A friend of mine faced a very difficult test when her husband was stricken by a wasting disease that eventually took his life. At first, she comforted herself by simply denying that it was happening. But after a few years, his deteriorating condition made that game impossible.

One very unhappy day she happened to see Swamiji. She had the sudden thought that perhaps he could talk to “Somebody.” God, Master, Divine Mother—it was all the same to her. As long as that Somebody would do something to change what was happening.

When she appealed to Swamiji for help, he said simply, “You will get stronger.” At first she didn’t understand. The whole point was that she didn’t have the strength to face it. It was her version of, “How can I fly in this darkness?”

Then, gradually, she realized Swamiji had given her perfect instructions that she could follow. Put one foot in front of the other. “I can do that,” she thought to herself.

Eventually her husband died, just as the doctors told her he would.
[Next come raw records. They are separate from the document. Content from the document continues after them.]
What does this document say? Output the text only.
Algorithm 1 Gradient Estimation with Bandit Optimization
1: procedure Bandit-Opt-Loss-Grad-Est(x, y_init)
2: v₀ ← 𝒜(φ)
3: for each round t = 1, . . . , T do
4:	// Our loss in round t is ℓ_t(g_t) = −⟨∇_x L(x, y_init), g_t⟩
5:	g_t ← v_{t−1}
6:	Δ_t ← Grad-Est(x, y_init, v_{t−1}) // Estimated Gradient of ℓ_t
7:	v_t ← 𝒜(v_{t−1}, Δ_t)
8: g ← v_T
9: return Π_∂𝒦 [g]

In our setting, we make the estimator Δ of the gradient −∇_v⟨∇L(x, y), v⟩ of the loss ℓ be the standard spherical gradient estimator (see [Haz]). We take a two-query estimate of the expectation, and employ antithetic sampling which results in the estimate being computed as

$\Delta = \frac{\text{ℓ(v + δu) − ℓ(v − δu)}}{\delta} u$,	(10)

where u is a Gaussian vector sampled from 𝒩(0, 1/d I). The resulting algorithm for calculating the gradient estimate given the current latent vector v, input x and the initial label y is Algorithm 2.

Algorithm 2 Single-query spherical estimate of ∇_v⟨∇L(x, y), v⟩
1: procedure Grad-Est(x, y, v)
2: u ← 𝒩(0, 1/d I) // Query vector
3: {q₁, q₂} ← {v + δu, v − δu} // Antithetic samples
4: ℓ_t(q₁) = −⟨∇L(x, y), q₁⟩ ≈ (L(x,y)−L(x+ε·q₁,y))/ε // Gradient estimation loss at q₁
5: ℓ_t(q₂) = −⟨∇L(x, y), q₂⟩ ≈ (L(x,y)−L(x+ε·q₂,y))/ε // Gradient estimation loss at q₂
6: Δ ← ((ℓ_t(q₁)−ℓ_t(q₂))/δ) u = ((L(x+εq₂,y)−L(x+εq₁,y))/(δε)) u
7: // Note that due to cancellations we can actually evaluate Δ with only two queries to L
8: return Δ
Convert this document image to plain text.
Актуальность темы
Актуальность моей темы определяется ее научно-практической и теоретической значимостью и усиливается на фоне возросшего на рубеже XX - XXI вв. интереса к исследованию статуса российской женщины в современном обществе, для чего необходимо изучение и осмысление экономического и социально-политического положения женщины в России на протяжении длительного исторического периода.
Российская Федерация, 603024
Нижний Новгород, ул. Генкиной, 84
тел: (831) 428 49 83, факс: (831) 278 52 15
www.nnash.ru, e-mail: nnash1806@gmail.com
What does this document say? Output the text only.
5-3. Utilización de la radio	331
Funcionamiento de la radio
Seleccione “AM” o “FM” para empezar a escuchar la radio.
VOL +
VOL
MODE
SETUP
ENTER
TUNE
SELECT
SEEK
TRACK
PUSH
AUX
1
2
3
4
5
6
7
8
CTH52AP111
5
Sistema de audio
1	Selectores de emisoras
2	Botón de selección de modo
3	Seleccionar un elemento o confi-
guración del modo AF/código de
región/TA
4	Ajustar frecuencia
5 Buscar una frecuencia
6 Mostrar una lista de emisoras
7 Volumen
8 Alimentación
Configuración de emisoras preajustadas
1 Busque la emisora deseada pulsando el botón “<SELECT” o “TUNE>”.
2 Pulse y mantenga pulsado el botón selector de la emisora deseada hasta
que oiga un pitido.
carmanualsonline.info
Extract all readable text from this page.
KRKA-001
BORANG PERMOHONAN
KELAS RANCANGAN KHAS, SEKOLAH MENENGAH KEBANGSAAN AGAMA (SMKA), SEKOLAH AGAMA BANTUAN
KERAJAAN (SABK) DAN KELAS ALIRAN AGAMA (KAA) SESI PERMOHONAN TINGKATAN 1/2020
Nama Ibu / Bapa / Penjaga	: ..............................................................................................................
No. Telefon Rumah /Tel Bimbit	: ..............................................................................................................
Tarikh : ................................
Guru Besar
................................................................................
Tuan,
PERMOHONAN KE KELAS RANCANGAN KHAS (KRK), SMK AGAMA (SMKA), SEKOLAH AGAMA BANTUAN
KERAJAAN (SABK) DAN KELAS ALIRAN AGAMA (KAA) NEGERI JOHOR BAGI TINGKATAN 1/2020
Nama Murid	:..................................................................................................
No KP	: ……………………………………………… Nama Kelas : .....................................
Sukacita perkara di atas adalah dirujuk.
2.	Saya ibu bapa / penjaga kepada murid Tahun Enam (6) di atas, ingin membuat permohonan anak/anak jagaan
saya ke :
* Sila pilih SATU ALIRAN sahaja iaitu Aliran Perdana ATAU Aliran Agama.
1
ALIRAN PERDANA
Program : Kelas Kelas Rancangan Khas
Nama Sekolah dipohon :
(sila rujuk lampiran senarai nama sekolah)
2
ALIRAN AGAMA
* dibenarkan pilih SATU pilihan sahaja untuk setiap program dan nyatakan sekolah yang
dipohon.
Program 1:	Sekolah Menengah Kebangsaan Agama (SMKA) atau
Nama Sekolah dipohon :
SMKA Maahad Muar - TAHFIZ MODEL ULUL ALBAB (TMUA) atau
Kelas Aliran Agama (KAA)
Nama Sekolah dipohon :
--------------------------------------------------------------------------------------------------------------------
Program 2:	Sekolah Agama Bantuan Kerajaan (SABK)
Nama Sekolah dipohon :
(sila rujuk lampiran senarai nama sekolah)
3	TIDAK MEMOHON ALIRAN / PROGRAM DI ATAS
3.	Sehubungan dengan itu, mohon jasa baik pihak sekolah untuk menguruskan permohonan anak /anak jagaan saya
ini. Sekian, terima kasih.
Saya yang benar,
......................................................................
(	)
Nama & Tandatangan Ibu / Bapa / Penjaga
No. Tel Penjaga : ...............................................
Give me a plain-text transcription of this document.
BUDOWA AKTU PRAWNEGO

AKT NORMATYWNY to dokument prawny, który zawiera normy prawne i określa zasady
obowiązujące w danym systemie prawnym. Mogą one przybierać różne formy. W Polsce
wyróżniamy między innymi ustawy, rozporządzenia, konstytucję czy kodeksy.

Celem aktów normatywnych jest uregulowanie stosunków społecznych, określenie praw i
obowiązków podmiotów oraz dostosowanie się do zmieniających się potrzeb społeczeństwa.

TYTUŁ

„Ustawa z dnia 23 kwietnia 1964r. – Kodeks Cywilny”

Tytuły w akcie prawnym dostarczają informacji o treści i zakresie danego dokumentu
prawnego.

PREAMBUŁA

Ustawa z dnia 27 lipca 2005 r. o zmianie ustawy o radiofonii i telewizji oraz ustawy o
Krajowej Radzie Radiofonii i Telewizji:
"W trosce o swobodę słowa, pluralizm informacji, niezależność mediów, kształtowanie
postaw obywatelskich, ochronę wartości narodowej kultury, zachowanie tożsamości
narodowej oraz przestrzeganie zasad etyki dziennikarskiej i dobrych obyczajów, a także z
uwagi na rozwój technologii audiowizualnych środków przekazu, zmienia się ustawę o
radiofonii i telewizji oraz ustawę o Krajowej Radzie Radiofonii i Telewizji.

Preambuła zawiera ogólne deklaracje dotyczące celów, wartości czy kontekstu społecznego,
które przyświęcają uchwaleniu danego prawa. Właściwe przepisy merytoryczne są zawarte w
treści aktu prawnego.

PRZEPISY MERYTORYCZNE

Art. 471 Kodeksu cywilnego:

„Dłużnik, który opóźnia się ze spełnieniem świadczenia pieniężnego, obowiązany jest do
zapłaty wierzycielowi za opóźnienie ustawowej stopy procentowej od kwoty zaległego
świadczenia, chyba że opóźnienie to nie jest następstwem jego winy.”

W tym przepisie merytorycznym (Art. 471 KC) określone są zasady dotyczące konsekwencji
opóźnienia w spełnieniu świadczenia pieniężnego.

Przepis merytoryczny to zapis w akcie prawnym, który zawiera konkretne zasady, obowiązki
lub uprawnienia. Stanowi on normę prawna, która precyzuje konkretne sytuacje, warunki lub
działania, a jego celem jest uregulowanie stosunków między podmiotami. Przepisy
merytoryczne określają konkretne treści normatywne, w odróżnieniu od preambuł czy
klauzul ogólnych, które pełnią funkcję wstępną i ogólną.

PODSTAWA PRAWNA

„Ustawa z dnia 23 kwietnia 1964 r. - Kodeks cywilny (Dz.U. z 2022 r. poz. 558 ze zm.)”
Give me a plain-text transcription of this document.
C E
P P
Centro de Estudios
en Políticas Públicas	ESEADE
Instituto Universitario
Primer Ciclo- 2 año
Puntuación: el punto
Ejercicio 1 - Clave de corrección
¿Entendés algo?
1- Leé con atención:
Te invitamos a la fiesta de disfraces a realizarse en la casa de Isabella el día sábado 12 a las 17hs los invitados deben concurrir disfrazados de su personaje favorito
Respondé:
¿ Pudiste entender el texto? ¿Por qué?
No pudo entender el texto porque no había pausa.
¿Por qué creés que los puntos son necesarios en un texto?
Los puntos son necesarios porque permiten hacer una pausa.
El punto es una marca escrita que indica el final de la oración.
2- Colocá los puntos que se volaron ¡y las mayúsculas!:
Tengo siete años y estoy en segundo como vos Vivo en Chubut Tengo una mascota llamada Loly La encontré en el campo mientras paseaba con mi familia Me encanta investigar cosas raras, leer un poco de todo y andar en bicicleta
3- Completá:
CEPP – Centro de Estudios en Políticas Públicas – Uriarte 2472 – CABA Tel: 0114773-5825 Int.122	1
But by perseverance, and continuing faith in God, she discovered, as all of us eventually must, the “Peace that awaits in the unknown.”

So often in satsangs over the years, when it comes time for questions and answers, someone will act out the role of “Frank.” After hours of instruction or discussion of Master’s teachings, whoever is “Frank” that day will ask a cleverly masked question, that is nothing more than, “Isn’t there Someone else I can talk to?”

In other words, “Do I have to cooperate with God’s plan or can I do it my way?”

You don’t have to cooperate with God’s plan. His plan includes giving us the free will to stay in the stage of life called the Revolt for as long as we choose. The only difficulty is, when we live for Ego we get the Ego’s reward—which, may feel good at the beginning, but in the end, causes us endless suffering.

By contrast, as Krishna promises us in the Bhagavad-Gita, “Even a little practice of this inward religion frees one from dire fears and colossal suffering.”

Many years ago after a particularly deep and inspiring satsang, Swamiji gazed out at the small group of us gathered in his living room. His body was right in front of us, but his consciousness embraced infinity.

“You are going to get it right sooner or later,” he said in a voice filled with divine sympathy, “why waste millions of years?”

Put one foot in front of the other. It is not really such a hard instruction.